特集は親が育てられない赤ちゃんを匿名でも預かる、慈恵病院の『こうのとりのゆりかご』いわゆる赤ちゃんポストです。5月開設から19年を迎えました。今回は新しくなった『ゆりかご』、そしてこの19年間、病院の相談員が助けを求める女性たちにどう向き合ってきたのかに迫ります。
【5月8日・尾谷いずみリポート】
「この門をくぐった先に『こうのとりのゆりかご』はあります。入ると細長い通路があります。進んでいくと通路の壁にこれまでにはなかった絵が描かれています。赤ちゃん、そしてコウノトリが描かれています。通路をさらに進むと『こうのとりのゆりかご』があります」
『ゆりかご』は今年デザインが新しくなりました。
【5月・蓮田健理事長】
「アプローチを温かい雰囲気にできないか、お世話になっているデザイナーさんに相談した」
扉には四つ葉のクローバーを背景に赤ちゃんとコウノトリがこれまでより大きく描かれています。
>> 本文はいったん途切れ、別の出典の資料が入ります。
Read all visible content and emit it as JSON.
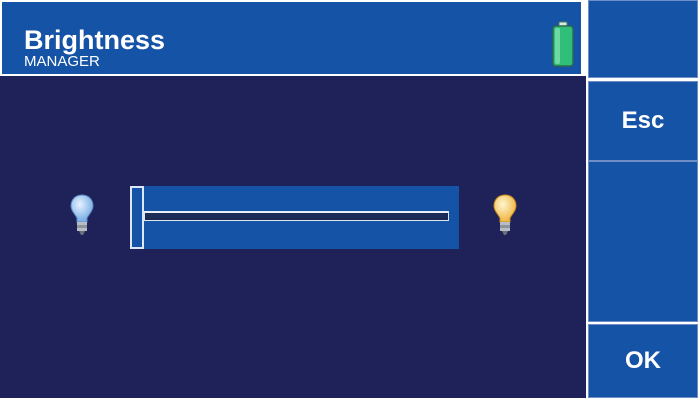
{
  "header": {
    "title": "Brightness",
    "subtitle": "MANAGER",
    "battery_icon": "battery-icon"
  },
  "side_buttons": {
    "top_label": "",
    "esc_label": "Esc",
    "middle_label": "",
    "ok_label": "OK"
  },
  "brightness": {
    "level": 0.0,
    "min_icon": "dim-bulb-icon",
    "max_icon": "bright-bulb-icon"
  },
  "colors": {
    "panel": "#1553a6",
    "background": "#1e2258",
    "battery": "#2fbf7a"
  }
}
そして今回新たに制作されたのが『ゆりかご』につながる通路の壁画です。
描いたのは熊本市でデザイン会社を営む寺本 圭吾さんとそのスタッフのメンバー。
【3月・ライズデザイン 寺本 圭吾社長】
「ここまで来る人は不安な気持ちで赤ちゃんを連れてくると思う。私たちには想像できない心境だと思う」
寺本さんたちは、赤ちゃんがコウノトリに託され幸せな場所に運ばれるというストーリーを表現しました。
【話・寺本圭吾社長】
「ここを訪れた人がこの絵を見てちょっとほっとするというかここに預けることによって『この子は幸せになるかもしれない』というようなものを直感的に感じていただけたらいいなと思って」
赤ちゃんの遺棄や殺人を防ぎたいと2007年5月10日に開設された慈恵病院の『こうのとりのゆりかご』、2024年度までに合わせて193人が預け入れられています。
【5月・慈恵病院 新生児相談室 蓮田真琴室長】
「(赤ちゃんを預け入れた女性には)看護師が声をかけて相談室に入っていただくのですが私が到着したときには皆さん泣いています。『責められるんじゃないか』
という気持ちが強いんだろうなと」
赤ちゃんを預け入れる女性の多くが親からの虐待や過干渉、貧困などに苦しみ、
孤立した状態で出産して『ゆりかご』に辿り着きます。
【5月 蓮田真琴室長】
「『よく来てくれましたね、大変だったでしょう』という風に声をかけていきます」
女性の心の奥底にある思いに向き合っているのが蓮田 真琴室長をはじめとする慈恵病院の相談員たちです。
現在、常勤と在宅勤務を合わせ13人で24時間365日、相談に応じています。
相談員たちは『ゆりかご』に預け入れに来た女性へ匿名性を守ったうえで声をかけ
赤ちゃんへの思いなど直接話を聞いています。
【5月 蓮田真琴室長】
「お母さんは子どもを置いていくことをすごく申し訳ないと思っているし病院に着いた後に(赤ちゃんが)どんな風に過ごしているのかなとかすごく心配しているので、
育てられないけれど、赤ちゃんを殺めず連れてきてくれたというのは赤ちゃんへの愛情だと思っているので『お母さんが写真がほしいと言っていた』など全部記録として残して、いつか大きくなった子どもたちが(出自を知りたいと病院に)来たときに
それを伝えることができたらと思っていて今はそういうやり方に変えています」
去年、東京・賛育会病院が赤ちゃんポストなどの取り組みをスタート。
そして今年度には大阪・泉佐野市が自治体主導で事業を始める方針です。
【慈恵病院の相談記録】
「助けてください」
妊娠に悩む女性からの訴えです。相談員が呼びかけを続けても女性からの返答が途絶えることも少なくないといいます。
【5月 慈恵病院 蓮田真琴室長】
Q新たに『ゆりかご』などに取り組む自治体や施設にどんなことを伝えたいですか?
「私たちの相談員は諦めないんです。既読がつかなかったりメールで返事が来なかったりしてもずっと送り続けてくれます。1回送って返事がなくても『心配してます』と声をかけ続けると『連絡が来てたから連絡しました』という人もいるので
『ここに来なくてもどこか(別の窓口)に行くんじゃないかな』とか思わずに
離れないでいてほしいなと思います」
この19年間に築かれた『諦めない姿勢』こそが赤ちゃんや女性たちを守る最後の砦となっているのかもしれません。